Confessa que no jornal da caserna o meu nome integra o rol dos que tinham sucumbido, já quase me tinham cantado a missa do sétimo dia, quem morreu afinal?, no COMBIS ninguém sabia ao certo. Chica, como se as transmissões não funcionassem! Esclareço-o das baixas e pergunto pelo Alexandre Castro, o nosso mangas-de-alpaca, que afinal está de férias na sua Amadora. Ainda assim, vou direito à secretaria, ao primeiro-sargento António Fagundes Neves, para ver se tenho correio. Diz-me “lá se safaram de mais uma” e passa-me um braçado enorme de cartas, jornais e revistas.
Antes do banho, cubro a manta da cama com a correspondência acumulada, que inclui cassetes recebidas dos meus amigos Acácio, Cipriano e Fernando, que em Lisboa faziam o favor de me gravar as últimas novidades, incluindo os discos que eu recebia regularmente de Londres (através da Tandy’s Records) e cuja audição era uma ajuda preciosa para aguentar a difícil passagem do tempo. Leio em diagonal as cartas mais recentes e apercebo-me do que já esperava: uma grande preocupação familiar pelo meu inabitual silêncio e pelo meu estado de saúde. À porta do quarto surge um ordenança que me vem convocar para ir ao segundo-comandante do COMBIS (o comandante está ausente, também de férias). Fui assim mesmo, botas sem meias nem atacadores, as pernas das calças transformadas em badanas, totalmente descosidas da braguilha para baixo. Apresento-me no gabinete do nosso major que me mira de alto a baixo, me pede para lhe contar o que se passou nestes dias e qual o estado do pessoal em termos psicológicos. Faço o meu resumo, mais ou menos cronológico, digo o que penso com algum azedume e entrego-lhe o papelucho que havia rabiscado em Farim, supostamente o croquis dos mortos que tivemos de deixar em Guidaje. Diz-me que por agora posso ir descansar e que no dia seguinte voltará a chamar-me para me pedir um relatório escrito e mais detalhado (o que não virá a acontecer).

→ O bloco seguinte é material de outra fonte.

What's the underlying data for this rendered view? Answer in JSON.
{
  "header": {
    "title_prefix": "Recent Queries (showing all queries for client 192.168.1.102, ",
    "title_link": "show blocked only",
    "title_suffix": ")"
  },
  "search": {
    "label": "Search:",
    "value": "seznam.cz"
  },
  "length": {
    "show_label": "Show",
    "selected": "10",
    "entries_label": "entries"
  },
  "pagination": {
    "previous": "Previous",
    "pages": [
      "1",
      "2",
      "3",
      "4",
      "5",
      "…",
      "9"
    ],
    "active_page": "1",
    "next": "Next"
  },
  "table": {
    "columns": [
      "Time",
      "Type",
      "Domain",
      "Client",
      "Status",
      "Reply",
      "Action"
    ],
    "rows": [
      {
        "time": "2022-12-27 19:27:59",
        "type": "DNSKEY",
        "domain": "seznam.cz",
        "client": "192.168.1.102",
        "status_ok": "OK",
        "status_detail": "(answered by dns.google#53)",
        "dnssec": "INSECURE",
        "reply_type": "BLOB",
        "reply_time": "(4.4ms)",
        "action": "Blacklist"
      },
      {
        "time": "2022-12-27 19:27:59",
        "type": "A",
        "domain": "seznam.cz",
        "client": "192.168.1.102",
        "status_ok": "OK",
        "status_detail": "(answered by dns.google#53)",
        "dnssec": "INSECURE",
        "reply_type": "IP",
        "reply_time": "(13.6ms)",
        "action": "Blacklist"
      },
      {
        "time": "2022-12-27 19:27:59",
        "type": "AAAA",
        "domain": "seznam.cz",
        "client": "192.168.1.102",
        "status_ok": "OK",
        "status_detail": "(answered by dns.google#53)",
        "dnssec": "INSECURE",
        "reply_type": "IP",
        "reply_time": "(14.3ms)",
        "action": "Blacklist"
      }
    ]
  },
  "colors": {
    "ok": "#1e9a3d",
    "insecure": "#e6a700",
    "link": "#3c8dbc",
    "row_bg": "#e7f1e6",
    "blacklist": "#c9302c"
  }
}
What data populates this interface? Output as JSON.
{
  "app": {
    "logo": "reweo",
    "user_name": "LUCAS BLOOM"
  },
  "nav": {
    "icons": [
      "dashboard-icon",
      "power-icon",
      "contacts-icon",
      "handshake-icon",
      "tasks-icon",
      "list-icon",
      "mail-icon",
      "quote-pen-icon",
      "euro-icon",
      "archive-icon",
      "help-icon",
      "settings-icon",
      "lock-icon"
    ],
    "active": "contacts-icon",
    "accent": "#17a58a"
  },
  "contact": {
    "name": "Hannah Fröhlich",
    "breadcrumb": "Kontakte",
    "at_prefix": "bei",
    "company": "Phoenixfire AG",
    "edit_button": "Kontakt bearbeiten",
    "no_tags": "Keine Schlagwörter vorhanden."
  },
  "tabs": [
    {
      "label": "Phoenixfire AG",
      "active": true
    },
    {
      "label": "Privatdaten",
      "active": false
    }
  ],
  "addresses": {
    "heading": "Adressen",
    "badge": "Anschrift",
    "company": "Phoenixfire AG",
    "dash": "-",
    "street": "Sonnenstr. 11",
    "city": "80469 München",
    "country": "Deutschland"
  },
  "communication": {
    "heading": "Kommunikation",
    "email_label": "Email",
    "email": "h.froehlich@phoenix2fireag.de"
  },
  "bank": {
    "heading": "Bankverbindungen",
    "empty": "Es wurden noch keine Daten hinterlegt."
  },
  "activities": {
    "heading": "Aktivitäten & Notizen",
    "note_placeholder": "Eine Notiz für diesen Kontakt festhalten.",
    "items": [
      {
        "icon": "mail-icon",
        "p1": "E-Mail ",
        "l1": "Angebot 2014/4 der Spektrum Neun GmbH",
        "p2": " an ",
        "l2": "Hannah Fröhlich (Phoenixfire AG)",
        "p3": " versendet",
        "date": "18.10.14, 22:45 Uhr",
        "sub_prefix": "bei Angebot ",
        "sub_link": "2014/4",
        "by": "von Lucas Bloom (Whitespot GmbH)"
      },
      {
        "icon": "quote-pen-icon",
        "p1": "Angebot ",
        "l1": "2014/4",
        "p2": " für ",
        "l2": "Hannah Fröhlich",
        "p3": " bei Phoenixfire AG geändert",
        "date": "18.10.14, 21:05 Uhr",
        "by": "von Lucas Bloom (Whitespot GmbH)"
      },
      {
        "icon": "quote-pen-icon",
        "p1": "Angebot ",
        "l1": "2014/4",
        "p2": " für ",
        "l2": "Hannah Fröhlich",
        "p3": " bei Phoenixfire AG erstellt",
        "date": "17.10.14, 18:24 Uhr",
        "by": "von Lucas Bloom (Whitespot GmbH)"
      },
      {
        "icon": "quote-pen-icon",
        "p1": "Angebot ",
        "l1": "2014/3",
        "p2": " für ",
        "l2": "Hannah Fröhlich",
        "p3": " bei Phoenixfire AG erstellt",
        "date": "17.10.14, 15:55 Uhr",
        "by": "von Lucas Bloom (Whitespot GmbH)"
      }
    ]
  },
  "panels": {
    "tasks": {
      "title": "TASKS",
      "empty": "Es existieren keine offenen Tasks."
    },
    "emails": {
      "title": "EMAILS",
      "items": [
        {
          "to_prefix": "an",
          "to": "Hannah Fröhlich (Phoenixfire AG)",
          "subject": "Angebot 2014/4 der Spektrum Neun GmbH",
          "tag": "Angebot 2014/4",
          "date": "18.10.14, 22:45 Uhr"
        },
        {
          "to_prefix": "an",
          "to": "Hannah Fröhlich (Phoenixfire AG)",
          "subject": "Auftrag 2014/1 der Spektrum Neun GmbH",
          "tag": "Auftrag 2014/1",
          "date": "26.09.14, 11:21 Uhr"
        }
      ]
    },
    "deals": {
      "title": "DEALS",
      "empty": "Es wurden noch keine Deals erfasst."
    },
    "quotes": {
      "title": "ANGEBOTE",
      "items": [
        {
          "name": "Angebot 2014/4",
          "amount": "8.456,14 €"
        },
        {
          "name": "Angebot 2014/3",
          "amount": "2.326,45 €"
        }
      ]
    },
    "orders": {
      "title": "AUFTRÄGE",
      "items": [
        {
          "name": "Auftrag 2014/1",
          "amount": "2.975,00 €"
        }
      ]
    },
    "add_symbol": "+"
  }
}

Dirijo-me ao banho. Mando as calças para o lixo. Dispo o dólmen. De tão esticado e teso, pego-o pelo colarinho e pouso-o no chão. Fica de pé, como se o enfiasse num cabide de alfaiate! Não há a água quente que me apetecia (como seria bom um longo banho quente, de imersão), porém, a água que escorre do duche é tépida e nem sei quanto tempo fico a desfrutá-la. Enquanto isso, lavo o quico com champô, até desaparecerem as principais manchas de suor e de todos os merdelins. Aproveito para não desfazer a barba e andar assim mais um tempo (desde que começou a crescer-me que a uso crescida, salvo agora, por impedimento do RDM).

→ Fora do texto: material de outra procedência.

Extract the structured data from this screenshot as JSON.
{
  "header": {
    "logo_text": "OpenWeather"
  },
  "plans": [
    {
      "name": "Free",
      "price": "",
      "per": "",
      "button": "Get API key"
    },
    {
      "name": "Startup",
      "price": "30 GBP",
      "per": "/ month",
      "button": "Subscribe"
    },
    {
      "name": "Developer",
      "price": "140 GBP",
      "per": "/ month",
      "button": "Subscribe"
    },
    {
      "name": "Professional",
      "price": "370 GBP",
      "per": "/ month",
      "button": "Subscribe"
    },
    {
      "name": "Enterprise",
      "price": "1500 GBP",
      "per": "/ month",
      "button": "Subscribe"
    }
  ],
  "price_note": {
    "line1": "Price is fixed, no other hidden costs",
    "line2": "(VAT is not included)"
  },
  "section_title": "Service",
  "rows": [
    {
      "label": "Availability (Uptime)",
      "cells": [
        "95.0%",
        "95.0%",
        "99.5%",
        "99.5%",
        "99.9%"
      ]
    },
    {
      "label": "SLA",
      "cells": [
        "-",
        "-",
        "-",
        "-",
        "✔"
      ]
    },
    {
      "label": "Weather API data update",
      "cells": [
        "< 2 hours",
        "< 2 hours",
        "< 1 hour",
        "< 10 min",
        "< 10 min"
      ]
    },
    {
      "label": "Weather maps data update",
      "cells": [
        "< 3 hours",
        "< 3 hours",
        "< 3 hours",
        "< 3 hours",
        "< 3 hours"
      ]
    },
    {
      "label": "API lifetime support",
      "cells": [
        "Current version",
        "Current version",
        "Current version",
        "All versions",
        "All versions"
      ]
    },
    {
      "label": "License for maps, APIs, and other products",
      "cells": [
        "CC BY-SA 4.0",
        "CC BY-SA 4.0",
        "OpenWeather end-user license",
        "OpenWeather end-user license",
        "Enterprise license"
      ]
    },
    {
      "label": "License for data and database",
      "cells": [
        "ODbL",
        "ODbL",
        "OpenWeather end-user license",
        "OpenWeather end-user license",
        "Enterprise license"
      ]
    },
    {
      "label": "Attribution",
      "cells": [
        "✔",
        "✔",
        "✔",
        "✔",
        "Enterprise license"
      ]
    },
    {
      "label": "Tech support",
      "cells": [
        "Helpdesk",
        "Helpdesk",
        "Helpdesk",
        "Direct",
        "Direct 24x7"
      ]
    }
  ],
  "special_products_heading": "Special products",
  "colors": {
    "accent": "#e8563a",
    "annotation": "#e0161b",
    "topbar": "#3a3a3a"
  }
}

Antes do sol se pôr, já eu, o Ângelo e o Cruz tínhamos apanhado boleia para a cidade e estávamos frente ao forte da Amura (perto do cais de Bissau) a tirar fotografias, aguardando pelo furriel famalicense José Lopes Silva, que ficou de se encontrar connosco na 5ª REP (esplanada do Café Bento, conhecido pela abreviatura de “5ª Repartição”) e depois irmos à Cervejaria Solmar petiscar uma valente mariscada! Seguiu-se um alguidar de ostras e uma travessa de camarões no Pelicano e, devido à quantidade de líquidos ingeridos, já não me lembro o que foi o resto!

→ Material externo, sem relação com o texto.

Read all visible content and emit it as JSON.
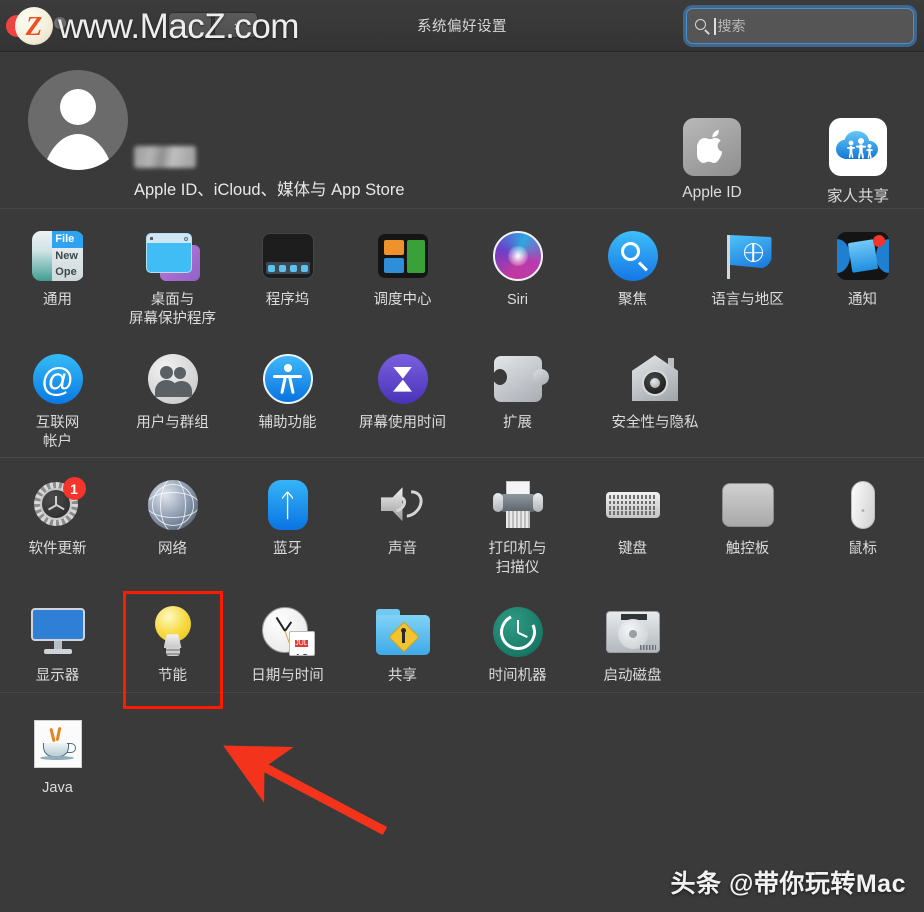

Fatal como o destino, enquanto caminhamos pelas ruas da capital encontramos sempre alguém conhecido, ou por ter estado connosco na recruta ou na especialidade, por ser conterrâneo, etc., e enquanto esclarecemos perguntas sobre Guidaje recebemos péssimas notícias de uma Gadamael cercada e com inusitado número de baixas. De Guileje também se fala, mas pouco ou nada resta para contar, salvo alguém ter garantido que o major Coutinho e Lima, ex-comandante do COP 5 e que ordenou a retirada em tempo útil de Guileje, andaria agora em Brá a jardinar no quartel, por estar detido preventivamente pela cegueira do governador. Outro alguém contra-diz-que-disse que o major estaria mesmo preso por ordem de Spínola, – e não simplesmente com detenção num quartel, – e que tal gesto provocara uma onda de indignação entre unidades do exército, em particular, as de Gadamael, Guileje e Cacine.
Pois é, a inércia, comodismo, o deixa andar e o porreirismo, pá, costuma ter como consequência disabores.